Umständlich wollen wir uns hier über diesen Punkt nicht einlassen; weil ein paar allgemeine Grundsätze hinlänglich scheinen einem verständigen Künstler über diese Sache das nöthige Licht zu geben. Die Kleidung muß überhaupt nach Beschaffenheit der Umstände schön und schiklich seyn.

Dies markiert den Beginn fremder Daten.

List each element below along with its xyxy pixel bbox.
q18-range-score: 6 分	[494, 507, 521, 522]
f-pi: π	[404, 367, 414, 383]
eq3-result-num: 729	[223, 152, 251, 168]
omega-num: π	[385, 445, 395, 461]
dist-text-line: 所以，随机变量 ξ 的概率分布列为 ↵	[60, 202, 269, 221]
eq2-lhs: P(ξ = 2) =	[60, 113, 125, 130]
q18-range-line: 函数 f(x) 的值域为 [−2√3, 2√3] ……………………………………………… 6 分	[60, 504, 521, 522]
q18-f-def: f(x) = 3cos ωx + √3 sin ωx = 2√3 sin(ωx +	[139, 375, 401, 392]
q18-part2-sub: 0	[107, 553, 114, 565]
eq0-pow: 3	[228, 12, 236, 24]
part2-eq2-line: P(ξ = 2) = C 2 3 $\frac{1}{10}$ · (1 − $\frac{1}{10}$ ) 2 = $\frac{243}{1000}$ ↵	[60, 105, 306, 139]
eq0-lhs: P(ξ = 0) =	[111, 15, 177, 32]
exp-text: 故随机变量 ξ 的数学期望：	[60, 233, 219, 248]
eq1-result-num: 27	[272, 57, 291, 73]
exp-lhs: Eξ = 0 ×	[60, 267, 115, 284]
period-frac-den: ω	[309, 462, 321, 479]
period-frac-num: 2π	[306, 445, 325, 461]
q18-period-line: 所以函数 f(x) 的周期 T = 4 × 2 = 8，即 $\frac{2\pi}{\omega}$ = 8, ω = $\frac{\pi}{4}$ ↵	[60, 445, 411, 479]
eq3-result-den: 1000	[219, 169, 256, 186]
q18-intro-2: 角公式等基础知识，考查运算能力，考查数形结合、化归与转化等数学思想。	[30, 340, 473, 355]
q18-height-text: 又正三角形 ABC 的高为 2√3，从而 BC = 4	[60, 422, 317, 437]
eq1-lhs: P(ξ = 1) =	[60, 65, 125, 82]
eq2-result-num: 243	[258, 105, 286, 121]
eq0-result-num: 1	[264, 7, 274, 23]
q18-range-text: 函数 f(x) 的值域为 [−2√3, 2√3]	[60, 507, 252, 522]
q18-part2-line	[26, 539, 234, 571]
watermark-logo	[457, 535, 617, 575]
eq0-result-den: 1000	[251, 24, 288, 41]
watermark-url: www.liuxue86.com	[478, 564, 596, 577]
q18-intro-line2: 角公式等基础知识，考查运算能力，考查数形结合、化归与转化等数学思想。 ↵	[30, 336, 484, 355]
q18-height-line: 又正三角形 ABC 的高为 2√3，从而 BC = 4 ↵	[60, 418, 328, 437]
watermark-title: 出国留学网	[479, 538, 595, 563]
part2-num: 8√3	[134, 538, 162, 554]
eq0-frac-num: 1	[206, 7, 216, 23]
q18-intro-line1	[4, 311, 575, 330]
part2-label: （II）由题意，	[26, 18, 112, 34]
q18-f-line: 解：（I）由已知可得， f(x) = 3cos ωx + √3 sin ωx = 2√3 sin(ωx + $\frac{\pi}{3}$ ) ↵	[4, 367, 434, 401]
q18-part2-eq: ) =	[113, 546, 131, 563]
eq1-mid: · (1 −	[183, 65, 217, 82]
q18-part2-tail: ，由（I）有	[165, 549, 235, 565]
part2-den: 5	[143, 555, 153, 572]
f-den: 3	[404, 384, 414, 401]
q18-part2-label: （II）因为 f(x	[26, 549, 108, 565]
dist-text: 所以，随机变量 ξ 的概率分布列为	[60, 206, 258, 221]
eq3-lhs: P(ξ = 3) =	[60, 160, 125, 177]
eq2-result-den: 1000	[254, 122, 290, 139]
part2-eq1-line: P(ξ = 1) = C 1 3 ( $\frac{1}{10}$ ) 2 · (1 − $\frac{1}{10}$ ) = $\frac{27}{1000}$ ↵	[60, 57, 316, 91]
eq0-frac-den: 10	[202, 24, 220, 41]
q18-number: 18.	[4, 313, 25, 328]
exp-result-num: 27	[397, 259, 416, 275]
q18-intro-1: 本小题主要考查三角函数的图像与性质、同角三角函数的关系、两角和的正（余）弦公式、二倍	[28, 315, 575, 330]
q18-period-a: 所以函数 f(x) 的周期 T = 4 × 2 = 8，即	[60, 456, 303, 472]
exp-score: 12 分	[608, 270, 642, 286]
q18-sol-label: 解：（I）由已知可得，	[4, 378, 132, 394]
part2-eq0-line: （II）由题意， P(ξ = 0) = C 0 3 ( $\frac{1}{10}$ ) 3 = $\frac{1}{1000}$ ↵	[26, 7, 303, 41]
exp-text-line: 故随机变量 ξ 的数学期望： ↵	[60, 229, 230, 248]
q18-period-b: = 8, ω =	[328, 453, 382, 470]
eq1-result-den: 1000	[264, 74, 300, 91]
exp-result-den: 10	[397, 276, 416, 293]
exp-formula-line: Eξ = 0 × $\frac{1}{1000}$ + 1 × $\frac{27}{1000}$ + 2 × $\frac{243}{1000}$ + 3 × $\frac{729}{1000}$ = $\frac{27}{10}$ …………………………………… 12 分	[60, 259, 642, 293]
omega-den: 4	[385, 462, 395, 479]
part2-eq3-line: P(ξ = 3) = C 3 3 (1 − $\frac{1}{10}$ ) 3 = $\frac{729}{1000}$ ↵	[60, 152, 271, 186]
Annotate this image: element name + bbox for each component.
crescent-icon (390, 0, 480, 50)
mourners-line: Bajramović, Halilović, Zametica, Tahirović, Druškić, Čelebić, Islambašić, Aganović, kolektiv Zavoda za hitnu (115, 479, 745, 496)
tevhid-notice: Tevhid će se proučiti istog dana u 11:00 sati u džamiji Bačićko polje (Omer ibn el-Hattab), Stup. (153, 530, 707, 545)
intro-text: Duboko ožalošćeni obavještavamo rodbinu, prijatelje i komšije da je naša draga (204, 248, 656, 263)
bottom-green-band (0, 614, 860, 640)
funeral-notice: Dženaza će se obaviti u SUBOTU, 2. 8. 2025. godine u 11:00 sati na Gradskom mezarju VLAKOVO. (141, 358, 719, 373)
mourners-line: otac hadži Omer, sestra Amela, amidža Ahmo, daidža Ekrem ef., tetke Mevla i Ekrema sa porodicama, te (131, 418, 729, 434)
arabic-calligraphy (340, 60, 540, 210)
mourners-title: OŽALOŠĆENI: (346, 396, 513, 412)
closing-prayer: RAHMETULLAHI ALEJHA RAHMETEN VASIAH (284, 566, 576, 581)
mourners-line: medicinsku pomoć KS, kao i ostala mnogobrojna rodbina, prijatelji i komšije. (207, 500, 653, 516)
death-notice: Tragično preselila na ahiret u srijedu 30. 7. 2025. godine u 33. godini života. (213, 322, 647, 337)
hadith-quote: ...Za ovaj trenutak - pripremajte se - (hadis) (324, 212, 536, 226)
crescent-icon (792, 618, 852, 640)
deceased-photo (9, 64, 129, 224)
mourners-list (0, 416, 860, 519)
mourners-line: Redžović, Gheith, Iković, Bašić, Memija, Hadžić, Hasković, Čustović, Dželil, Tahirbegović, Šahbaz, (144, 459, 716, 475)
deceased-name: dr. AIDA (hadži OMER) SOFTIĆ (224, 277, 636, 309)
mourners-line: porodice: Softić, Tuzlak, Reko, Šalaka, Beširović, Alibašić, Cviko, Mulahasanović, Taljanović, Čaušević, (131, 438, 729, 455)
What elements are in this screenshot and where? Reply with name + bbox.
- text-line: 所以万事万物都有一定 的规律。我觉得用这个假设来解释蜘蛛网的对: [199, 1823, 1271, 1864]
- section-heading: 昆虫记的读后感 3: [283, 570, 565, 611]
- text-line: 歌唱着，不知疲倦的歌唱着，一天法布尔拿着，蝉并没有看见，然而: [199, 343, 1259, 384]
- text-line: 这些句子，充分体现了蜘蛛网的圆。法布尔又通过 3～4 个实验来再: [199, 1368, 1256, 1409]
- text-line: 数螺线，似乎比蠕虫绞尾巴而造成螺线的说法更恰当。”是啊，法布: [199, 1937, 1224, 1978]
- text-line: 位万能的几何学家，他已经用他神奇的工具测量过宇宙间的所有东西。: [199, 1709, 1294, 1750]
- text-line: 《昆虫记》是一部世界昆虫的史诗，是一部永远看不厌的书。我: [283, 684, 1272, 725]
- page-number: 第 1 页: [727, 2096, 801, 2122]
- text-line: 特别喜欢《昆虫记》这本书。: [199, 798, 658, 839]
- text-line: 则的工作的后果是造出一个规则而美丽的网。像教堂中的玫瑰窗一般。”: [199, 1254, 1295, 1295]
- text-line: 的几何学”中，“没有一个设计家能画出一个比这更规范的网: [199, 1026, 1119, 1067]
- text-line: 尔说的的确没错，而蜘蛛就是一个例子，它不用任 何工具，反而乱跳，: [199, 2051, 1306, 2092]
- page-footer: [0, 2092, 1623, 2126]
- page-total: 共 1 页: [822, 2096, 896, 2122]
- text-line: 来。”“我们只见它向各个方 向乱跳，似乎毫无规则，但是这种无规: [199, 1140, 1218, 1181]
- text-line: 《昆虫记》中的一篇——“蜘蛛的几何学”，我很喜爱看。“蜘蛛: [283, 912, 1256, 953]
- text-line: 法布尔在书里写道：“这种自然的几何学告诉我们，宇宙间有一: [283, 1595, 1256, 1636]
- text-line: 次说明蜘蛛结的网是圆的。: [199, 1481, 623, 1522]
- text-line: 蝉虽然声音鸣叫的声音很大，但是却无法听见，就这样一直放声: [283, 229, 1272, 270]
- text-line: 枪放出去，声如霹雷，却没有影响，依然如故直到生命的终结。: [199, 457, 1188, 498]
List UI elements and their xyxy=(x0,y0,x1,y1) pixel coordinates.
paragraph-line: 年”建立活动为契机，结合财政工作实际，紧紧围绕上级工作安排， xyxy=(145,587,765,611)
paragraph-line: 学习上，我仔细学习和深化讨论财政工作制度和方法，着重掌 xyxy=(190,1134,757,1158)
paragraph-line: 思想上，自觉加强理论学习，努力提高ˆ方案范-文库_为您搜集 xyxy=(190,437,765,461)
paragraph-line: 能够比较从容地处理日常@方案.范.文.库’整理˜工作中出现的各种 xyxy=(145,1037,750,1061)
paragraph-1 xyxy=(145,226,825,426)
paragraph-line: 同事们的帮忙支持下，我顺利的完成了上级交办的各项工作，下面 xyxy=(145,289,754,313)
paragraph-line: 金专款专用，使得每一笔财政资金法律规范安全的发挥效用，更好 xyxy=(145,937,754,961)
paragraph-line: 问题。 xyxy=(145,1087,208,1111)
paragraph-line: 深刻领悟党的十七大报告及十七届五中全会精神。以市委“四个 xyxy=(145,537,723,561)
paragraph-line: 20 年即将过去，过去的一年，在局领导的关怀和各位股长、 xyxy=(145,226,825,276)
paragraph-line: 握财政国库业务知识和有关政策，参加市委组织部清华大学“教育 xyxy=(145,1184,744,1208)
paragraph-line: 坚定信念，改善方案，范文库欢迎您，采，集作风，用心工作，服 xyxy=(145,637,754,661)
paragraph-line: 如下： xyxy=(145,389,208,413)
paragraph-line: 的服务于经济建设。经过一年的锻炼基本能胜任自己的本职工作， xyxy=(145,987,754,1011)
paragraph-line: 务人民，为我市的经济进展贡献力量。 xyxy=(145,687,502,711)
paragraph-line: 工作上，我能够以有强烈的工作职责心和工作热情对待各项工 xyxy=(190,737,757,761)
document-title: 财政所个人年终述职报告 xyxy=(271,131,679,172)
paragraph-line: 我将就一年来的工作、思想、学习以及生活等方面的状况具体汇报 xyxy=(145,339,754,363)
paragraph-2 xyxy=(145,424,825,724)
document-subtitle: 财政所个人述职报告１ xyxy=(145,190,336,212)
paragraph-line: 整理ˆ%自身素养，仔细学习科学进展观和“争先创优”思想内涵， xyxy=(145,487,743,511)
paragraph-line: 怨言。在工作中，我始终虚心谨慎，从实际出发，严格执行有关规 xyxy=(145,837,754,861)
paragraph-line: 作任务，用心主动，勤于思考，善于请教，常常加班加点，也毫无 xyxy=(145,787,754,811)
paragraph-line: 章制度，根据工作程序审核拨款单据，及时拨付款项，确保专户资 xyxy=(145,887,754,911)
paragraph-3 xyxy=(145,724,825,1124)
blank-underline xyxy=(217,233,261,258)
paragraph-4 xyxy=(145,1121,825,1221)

Um uns nicht in eine vielleicht ganz unnütze Speculation über das, was in der Kleidung absolut schön seyn könnte, einzulassen, wollen wir über den Punkt des Schönen in der Kleidung nur so viel anmerken, daß darin nichts offenbar ungereimtes, unförmliches und unnatürliches seyn müsse. Daß es dergleichen Fehlerhaftes in Kleidern gebe, beweisen verschiedene Moden in denselben, die nur ein völliger Mangel des Geschmaks kann eingeführt haben. Schuhe mit ellenlang hervorstehenden Spitzen, wie vornehme Frauen in dem XIII und XIV Jahrhundert trugen, sind doch eine absolute Ungereimtheit. Und in diesem Falle befinden sich die steiffen und weit herausstehenden Halskragen, womit an einigen Orten, Magistratspersonen und Geistliche prangen; nicht weniger verschiedene feyerliche Kleidertrachten des weiblichen Geschlechts, die in einigen Reichsstädten und an verschiedenen Orten in der Schweiz aus den alten Zeiten der Barbarey nicht nur übrig geblieben, sondern durch neue Zusätze noch abgeschmakter gemacht worden sind. Ueberhaupt rechnen wir hieher alles, was der menschlichen Gestalt, die von allen sichtbaren Formen die schönste ist, ein unförmliches ekigtes Ansehen giebt. Der Künstler muß jede Kleidung verwerfen, die die natürliche Schönheit der menschlichen Gestalt verstellet; und die Verhältnisse der Theile völlig verderbt, wie z. E. den Kopfputz, der den Kopf noch einmal so groß macht, als er ist; die ungeheure Fischbeinröke, die dem obern Theil des Körpers, der in der Natur doch die grössere Hälfte ausmacht, zu einem kleinen und unansehnlichen Theile des Ganzen macht. Eben diese Regel schließt von der Kleidung alles steife und ungelenkige aus, weil es eine der größten Schönheiten des Körpers ist, daß er überall gelenkig, und zu unendlich mannigfaltigen Wendungen geschikt ist. Diese Fehler vermeiden in ihren Kleidungen Personen von Geschmak, es sey daß sie sonst nach chinesischer, türkischer oder europäischer Art sich kleiden.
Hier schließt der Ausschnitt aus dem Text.